27. Optimizing Python Code
Profiling showed you where time goes. Now what? The core optimization tension in Python: readability versus performance. Always optimize for clarity first, then optimize the hot paths that profiling identifies.
Common optimizations for AI pipelines:
# SLOW: Python loop for numerical computation
def slow_square_sum(values):
total = 0
for v in values:
total += v * v
return total
# FAST: Use numpy vectorized operations
import numpy as np
def fast_square_sum(values):
arr = np.array(values)
return float(np.sum(arr ** 2))
# Benchmark
import timeit
values = list(range(100000))
slow_time = timeit.timeit(lambda: slow_square_sum(values), number=10)
fast_time = timeit.timeit(lambda: fast_square_sum(values), number=10)
print(f"Slow (loop): {slow_time:.4f}s")
print(f"Fast (numpy): {fast_time:.4f}s") # Expect 10-100x speedup
# SLOW: String concatenation in loop
def slow_concat(items):
result = ""
for item in items:
result += item + ", "
return result
# FAST: Join
def fast_concat(items):
return ", ".join(items)
List comprehensions are faster than explicit loops (they're optimized C code). Generators (yield) save memory for large datasets. functools.lru_cache memoizes expensive function calls:
from functools import lru_cache
@lru_cache(maxsize=1024)
def expensive_embedding(text: str) -> list[float]:
"""Simulated expensive embedding computation."""
# In reality, this calls a slow API or model
return [hash(text + str(i)) % 1000 / 1000 for i in range(10)]
# Second call with same text hits cache
result1 = expensive_embedding("hello world")
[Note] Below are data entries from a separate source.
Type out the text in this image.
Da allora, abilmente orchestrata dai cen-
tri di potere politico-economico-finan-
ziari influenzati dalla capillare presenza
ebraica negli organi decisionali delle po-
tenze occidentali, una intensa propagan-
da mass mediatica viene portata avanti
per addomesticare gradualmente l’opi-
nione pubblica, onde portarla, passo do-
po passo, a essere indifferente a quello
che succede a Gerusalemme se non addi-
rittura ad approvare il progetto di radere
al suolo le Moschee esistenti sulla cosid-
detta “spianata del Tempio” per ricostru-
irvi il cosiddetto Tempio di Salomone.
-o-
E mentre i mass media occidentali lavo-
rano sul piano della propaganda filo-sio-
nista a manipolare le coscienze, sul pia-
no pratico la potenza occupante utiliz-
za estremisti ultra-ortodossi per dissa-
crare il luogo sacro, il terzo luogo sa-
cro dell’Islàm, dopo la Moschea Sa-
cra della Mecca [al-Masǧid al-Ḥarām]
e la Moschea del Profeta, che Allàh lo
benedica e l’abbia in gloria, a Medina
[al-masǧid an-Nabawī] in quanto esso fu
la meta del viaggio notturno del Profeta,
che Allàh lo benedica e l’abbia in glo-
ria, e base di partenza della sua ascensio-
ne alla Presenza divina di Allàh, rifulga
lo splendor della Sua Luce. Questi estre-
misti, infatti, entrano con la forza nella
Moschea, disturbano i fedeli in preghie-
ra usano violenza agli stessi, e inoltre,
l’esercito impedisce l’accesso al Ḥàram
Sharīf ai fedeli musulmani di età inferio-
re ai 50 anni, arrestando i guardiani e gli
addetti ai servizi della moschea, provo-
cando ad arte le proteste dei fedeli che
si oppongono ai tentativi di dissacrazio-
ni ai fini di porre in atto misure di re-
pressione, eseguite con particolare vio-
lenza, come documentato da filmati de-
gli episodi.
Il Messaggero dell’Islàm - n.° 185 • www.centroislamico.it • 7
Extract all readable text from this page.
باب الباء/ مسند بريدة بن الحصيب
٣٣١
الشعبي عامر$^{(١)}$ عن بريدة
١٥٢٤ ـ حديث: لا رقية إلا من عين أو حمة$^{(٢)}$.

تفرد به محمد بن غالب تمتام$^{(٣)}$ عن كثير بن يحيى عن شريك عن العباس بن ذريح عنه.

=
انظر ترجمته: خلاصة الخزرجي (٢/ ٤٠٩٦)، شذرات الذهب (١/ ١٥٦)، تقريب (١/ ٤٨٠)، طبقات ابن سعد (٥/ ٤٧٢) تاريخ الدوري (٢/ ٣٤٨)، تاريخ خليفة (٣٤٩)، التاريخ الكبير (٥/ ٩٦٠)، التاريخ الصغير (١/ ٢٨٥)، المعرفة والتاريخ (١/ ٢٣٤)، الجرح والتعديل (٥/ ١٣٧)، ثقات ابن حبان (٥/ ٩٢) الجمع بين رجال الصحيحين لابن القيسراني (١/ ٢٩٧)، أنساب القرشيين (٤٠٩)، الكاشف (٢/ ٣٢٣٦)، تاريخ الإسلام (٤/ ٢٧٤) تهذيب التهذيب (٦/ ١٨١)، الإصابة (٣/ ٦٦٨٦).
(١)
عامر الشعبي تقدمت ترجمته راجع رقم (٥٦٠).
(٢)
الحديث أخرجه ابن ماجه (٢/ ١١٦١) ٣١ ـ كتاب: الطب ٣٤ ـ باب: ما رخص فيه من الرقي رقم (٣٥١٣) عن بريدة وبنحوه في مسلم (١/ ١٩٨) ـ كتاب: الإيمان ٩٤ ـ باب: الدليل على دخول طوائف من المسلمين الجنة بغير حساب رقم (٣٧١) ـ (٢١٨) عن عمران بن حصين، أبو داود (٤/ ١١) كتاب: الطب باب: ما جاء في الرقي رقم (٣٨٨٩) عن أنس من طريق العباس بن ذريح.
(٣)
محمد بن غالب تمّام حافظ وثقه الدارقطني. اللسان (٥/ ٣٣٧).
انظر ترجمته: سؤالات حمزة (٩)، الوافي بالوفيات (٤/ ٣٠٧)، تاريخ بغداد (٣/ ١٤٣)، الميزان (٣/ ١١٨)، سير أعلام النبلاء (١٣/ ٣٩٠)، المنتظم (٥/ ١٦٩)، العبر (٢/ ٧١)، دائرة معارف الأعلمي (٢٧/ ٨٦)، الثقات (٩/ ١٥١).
result2 = expensive_embedding("hello world") # Instant, from cache
Local verification checkpoint
Run the smallest example from this chapter in a local workspace and record the package version, runtime, data path, and observed output. If the result depends on model size, vector count, CPU/GPU backend, or available memory, note that constraint beside the exercise so the lesson remains reproducible.
Create a function that computes a rolling average over a list (each output is the mean of the current element plus the previous N-1 elements). Implement it: (1) with a Python loop, (2) using numpy convolution. Benchmark both with a list of 100,000 floats and window size 100. Show the speedup.